Pour une pièce ou un spectacle, l'intégration de capteurs proprioceptifs signifie que le public n'est pas pris en compte et n'affecte pas le fonctionnement de l'œuvre.
Dispositif fermé.

b - La place de l'improvisation

Questionnement sur la possibilité ou non d'interaction de l'interprète avec le dispositif,
=> place de l'improvisation dans l'écriture des pièces interactives.

C'est le chorégraphe qui décide de l'enchaînement des phases du spectacle.

c - L'apport de la technologie

Esthétique de la relation

  • relation physique
  • kinesthésie technologique.

Kinesthésie = perception consciente de la position et des mouvements des différentes parties du corps = proprioception.

-> organiser un espace sensoriel et cohérent pour des actes qui paraissent imprévisibles.

Le travail d'écriture du chorégraphe exploite cet espace.
Il réduit son potentiel tout en permettant au public d'en prendre conscience.

d - Liberté de l'interacteur dans le système

Système informatique ou électronique,
programmé pour réagir à certains comportements du spectateur

La liberté que l'artiste concède à l'interacteur varie.

Exemples :

  • sans interacteur, rien ne se passe :
    Colin Ponthot, Alice
    Cyprien Quairiat, Salle d'attente
    Léonore Mercier, Damassama
    Cécile Guigny, Play in C
  • interaction plus guidée :
    Oreiller rêveur,
    La Truc

L'interprète / spectateur a un rôle à jouer.
=> Il semble devenu à la fois l'interprète et le chorégraphe, le compositeur et le scénographe, le co-auteur de l'œuvre.

Hehe Light Brix

Dimension politique : l'interprète ou le spectateur agissant en interaction construit l'œuvre interactive.

Pas strictement vrai, ni du point de vue conceptuel, ni du point de vue matériel,
phantasme souvent sous-jacent.

L'interacteur n'est pas le co-auteur de l'œuvre : il est l'auteur d'un événement unique généré à partir de la matière créée au préalable par l'auteur.
-> selon que le système est ouvert ou fermé.

L'artiste n'abandonne pas sa qualité d'auteur mais retient une certaine part de contrôle prédéterminé sur la liberté accordée à l'interprète ou au spectateur qui module la forme de l'œuvre.

Spectacles : l'improvisation libre est réduite au minimum.

Les interprètes d'un spectacle interactif ne sont libres qu'à l'intérieur de paramètres stricts.

e - Rôle des technologies interactives dans le spectacle

A quoi bon mettre en place un système interactif afin de produire un effet pour le simple plaisir passif des spectateurs ?

  • point de vue purement utilitaire : aide aux régisseurs ;
  • point de vue artistique, des données spécifiques de certaines captations ne sont pas remplaçables par des effets précalculés.
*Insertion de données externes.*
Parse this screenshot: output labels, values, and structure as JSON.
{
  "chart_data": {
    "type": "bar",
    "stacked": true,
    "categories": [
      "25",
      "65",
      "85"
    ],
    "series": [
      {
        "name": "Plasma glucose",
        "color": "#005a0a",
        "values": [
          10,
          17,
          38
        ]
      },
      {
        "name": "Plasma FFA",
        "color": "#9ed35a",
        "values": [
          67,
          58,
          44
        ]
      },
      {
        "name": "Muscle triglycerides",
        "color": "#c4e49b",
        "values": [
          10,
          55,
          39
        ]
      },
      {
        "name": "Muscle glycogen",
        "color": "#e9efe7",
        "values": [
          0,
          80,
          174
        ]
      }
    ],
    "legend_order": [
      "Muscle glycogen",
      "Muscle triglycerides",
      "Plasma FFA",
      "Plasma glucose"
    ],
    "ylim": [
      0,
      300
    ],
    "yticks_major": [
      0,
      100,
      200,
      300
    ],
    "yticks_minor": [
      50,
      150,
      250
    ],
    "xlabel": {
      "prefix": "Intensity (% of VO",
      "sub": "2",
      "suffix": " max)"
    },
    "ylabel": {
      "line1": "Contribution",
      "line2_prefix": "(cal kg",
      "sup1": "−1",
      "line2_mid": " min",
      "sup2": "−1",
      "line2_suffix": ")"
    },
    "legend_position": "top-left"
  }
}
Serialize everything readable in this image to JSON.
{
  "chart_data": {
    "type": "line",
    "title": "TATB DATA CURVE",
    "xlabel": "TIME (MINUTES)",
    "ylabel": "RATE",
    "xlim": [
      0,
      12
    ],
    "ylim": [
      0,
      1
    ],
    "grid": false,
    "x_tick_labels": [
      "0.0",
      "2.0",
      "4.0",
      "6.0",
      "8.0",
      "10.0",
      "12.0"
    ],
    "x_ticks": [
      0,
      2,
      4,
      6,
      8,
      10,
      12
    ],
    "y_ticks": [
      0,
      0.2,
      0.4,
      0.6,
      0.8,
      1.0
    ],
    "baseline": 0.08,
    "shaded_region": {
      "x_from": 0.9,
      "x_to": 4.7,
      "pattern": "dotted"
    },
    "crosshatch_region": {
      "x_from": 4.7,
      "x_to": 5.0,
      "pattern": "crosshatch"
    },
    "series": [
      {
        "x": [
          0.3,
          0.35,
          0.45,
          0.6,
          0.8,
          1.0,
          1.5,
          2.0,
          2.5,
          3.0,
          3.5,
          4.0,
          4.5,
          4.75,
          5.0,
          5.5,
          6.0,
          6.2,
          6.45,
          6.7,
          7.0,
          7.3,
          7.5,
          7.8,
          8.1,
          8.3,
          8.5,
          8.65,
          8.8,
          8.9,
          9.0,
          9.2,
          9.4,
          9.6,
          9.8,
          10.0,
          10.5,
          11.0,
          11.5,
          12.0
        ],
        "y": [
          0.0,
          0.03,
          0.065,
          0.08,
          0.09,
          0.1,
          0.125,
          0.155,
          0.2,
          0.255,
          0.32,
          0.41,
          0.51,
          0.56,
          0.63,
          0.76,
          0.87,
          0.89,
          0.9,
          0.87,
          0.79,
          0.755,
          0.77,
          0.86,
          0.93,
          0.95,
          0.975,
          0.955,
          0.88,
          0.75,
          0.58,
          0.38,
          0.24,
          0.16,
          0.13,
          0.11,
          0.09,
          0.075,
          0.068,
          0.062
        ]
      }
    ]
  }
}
Conclusion - La transcription des règles en perceptions

Les spectateurs ou les interprètes d'un spectacle ne se considèrent pas comme étant en interaction avec un ensemble de règles programmées.

-> ambiance poétique, émotionnelle ou narrative,
nuances perceptibles de l'environnement généré par le système.

Le spectateur réagit aux modifications de l'installation en adoptant un comportement différent, qui reconfigure de nouveau l'environnement,
=> dialogue entre l'œuvre et le spectateur.

L'œuvre semble respirer, vivre.
=> Le résultat est une véritable interaction et non plus une simple réaction.

Susciter et de soutenir un dialogue avec les spectateurs.
C'est ce qui le distingue de l'art non interactif, et non seulement la capacité à réagir à l'action d'un spectateur.

Paradoxalement, le spectateur se croit d’autant plus libre qu’il se sent anticipé dans ses réactions et compris dans ses intentions.